The whole story was never just about Moses.
It was always pointing to a King.
The final lamb. Whose blood, when applied to your life, makes death pass over you.
Forever.
The Quran gave me 9 signs but hid the one night that explains why any of them happened.
Because the moment a Muslim understands the Passover…
he’s one step away from the cross.
To https://t.co/SFv8JENU6a, @realDonaldTrump
PLEASE REPOST.
@PeterObi is best candidate for president of Nigeria, but will lose to the DEMON Tinubu unless the voting system is reformed from violence and corruption to free and fair elections. Will you enact diplomacy to help?
Dear Nigerians, PAY ATTENTION!
Lere Olayinka has deleted the tweet that exposed his crime. He deleted it without accountability. The DSS are yet to pick him up.
@OlayinkaLere is yet to explain to all Nigerians how he was able to gain unfettered access to INEC’s restricted area of the backend.
Wike’s aide is yet to tell us how he managed to publish Emeka Ike’s sensitive data. Professor Joash Amupitan has explanations to make as well. It will cost you nothing to retweet this, until INEC gives a satisfactory explanation.
Lere must tell us what happened to the IREV.
INEC wrote a whole load of rubbish, but failed to mention @OlayinkaLere name; not once!
WHAT DOES THIS TELL YOU?
INEC & whoever wrote the rubbish on their behalf, including Lere Olayinka, are laughing at Nigerians behind the scene. Any result/results declared by Joash Amupitan will be REJECTED!

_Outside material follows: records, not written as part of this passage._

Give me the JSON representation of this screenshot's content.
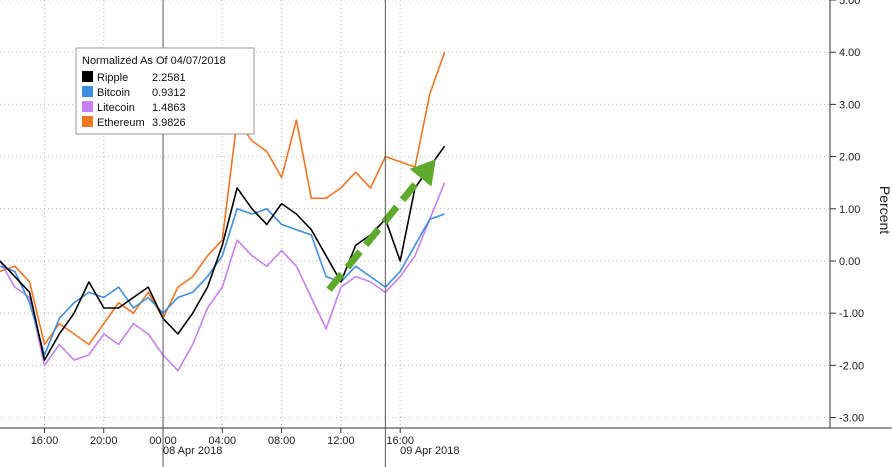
{
  "chart_data": {
    "type": "line",
    "legend": {
      "title": "Normalized As Of 04/07/2018",
      "placement": "top-left"
    },
    "ylabel": "Percent",
    "ylim": [
      -3.2,
      5.0
    ],
    "y_ticks": [
      5.0,
      4.0,
      3.0,
      2.0,
      1.0,
      0.0,
      -1.0,
      -2.0,
      -3.0
    ],
    "y_tick_labels": [
      "5.00",
      "4.00",
      "3.00",
      "2.00",
      "1.00",
      "0.00",
      "-1.00",
      "-2.00",
      "-3.00"
    ],
    "xlim": [
      "2018-04-07 13:00",
      "2018-04-09 21:00"
    ],
    "x_ticks": [
      "2018-04-07 16:00",
      "2018-04-07 20:00",
      "2018-04-08 00:00",
      "2018-04-08 04:00",
      "2018-04-08 08:00",
      "2018-04-08 12:00",
      "2018-04-08 16:00"
    ],
    "x_tick_labels": [
      "16:00",
      "20:00",
      "00:00",
      "04:00",
      "08:00",
      "12:00",
      "16:00"
    ],
    "date_labels": [
      {
        "text": "08 Apr 2018",
        "x": "2018-04-08 02:00"
      },
      {
        "text": "09 Apr 2018",
        "x": "2018-04-08 18:00"
      }
    ],
    "day_boundaries": [
      "2018-04-08 00:00",
      "2018-04-08 15:00"
    ],
    "grid": true,
    "x_hours": [
      13,
      14,
      15,
      16,
      17,
      18,
      19,
      20,
      21,
      22,
      23,
      24,
      25,
      26,
      27,
      28,
      29,
      30,
      31,
      32,
      33,
      34,
      35,
      36,
      37,
      38,
      39,
      40,
      41,
      42,
      43
    ],
    "series": [
      {
        "name": "Ripple",
        "last": "2.2581",
        "color": "#000000",
        "values": [
          0.0,
          -0.3,
          -0.6,
          -1.9,
          -1.4,
          -1.0,
          -0.4,
          -0.9,
          -0.9,
          -0.7,
          -0.5,
          -1.1,
          -1.4,
          -1.0,
          -0.5,
          0.3,
          1.4,
          1.0,
          0.7,
          1.1,
          0.9,
          0.6,
          0.1,
          -0.4,
          0.3,
          0.5,
          0.8,
          0.0,
          1.4,
          1.8,
          2.2
        ]
      },
      {
        "name": "Bitcoin",
        "last": "0.9312",
        "color": "#3d8fdf",
        "values": [
          -0.1,
          -0.2,
          -0.8,
          -1.8,
          -1.1,
          -0.8,
          -0.6,
          -0.7,
          -0.5,
          -0.9,
          -0.7,
          -1.0,
          -0.7,
          -0.6,
          -0.3,
          0.1,
          1.0,
          0.9,
          1.0,
          0.7,
          0.6,
          0.5,
          -0.3,
          -0.4,
          -0.1,
          -0.3,
          -0.5,
          -0.2,
          0.3,
          0.8,
          0.9
        ]
      },
      {
        "name": "Litecoin",
        "last": "1.4863",
        "color": "#c880f0",
        "values": [
          0.0,
          -0.5,
          -0.7,
          -2.0,
          -1.6,
          -1.9,
          -1.8,
          -1.4,
          -1.6,
          -1.2,
          -1.4,
          -1.8,
          -2.1,
          -1.6,
          -0.9,
          -0.5,
          0.4,
          0.1,
          -0.1,
          0.2,
          -0.1,
          -0.7,
          -1.3,
          -0.5,
          -0.3,
          -0.4,
          -0.6,
          -0.3,
          0.1,
          0.8,
          1.5
        ]
      },
      {
        "name": "Ethereum",
        "last": "3.9826",
        "color": "#f27524",
        "values": [
          -0.2,
          -0.1,
          -0.4,
          -1.6,
          -1.2,
          -1.4,
          -1.6,
          -1.2,
          -0.8,
          -1.0,
          -0.6,
          -1.1,
          -0.5,
          -0.3,
          0.1,
          0.4,
          2.7,
          2.3,
          2.1,
          1.6,
          2.7,
          1.2,
          1.2,
          1.4,
          1.7,
          1.4,
          2.0,
          1.9,
          1.8,
          3.2,
          4.0
        ]
      }
    ],
    "annotation": {
      "type": "dashed-arrow",
      "color": "#5faa2c",
      "from": {
        "x": 35.2,
        "y": -0.55
      },
      "to": {
        "x": 42.4,
        "y": 1.95
      }
    }
  }
}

INEC WILL SET NIGERIA ON FIRE!
#ArrestLereOlayinkaNow !!!
Retweet aggressively for OK!!!
We are mobilizing 22 million grassroot votes for Obi and Kwankwaso (OK) for the upcoming 2027 presidential election using tech and AI tools. A minimum of 125 local voters in each of the 176,846 polling units in Nigeria.
Please this exercise is not for everyone. Only those who truly want to vote for the OK candidacy, and they will be thoroughly vetted using their (social media handles) before registration can be approved. If you are a mole, our AI and APP admins will fish you out in minutes, and your application will be rejected.
After successful approval, you will be given a unique code, and you are expected to register a minimum of 5 local OK voters around your ward, or polling unit. The APP will automatically put all OK voters in each ward and polling units into a unique private chat group (Super Group). You all will be updated on the latest happings in the OK movement privately. You will hold private spaces in the APP with other OK voters from your wards and polling units. You will know each other and be in touch until the date of the election. On the APP, you have the option to volunteer for the role of an OK polling unit agent, a polling unit watcher (Polling unit Security) all necessary support and logistics will be provided for you before the election day. Those who can register up to 100 genuine OK voters on the APP will have 10k naira sent into their private wallets in the APP, and the money can be claimed in less than 24 hours. It's a token for Mobilization support, and for every 100 persons mobilized, the APP will automatically credit your wallet with 10k naira token for support.
DOWNLOAD THE (SMART BALLOT) APP ON ANDROID AND IOS, and use this code NCZOG5PL-SO4EX1U5 to register and join the SUPER GROUP.
watch videos below for futher clarification and understanding.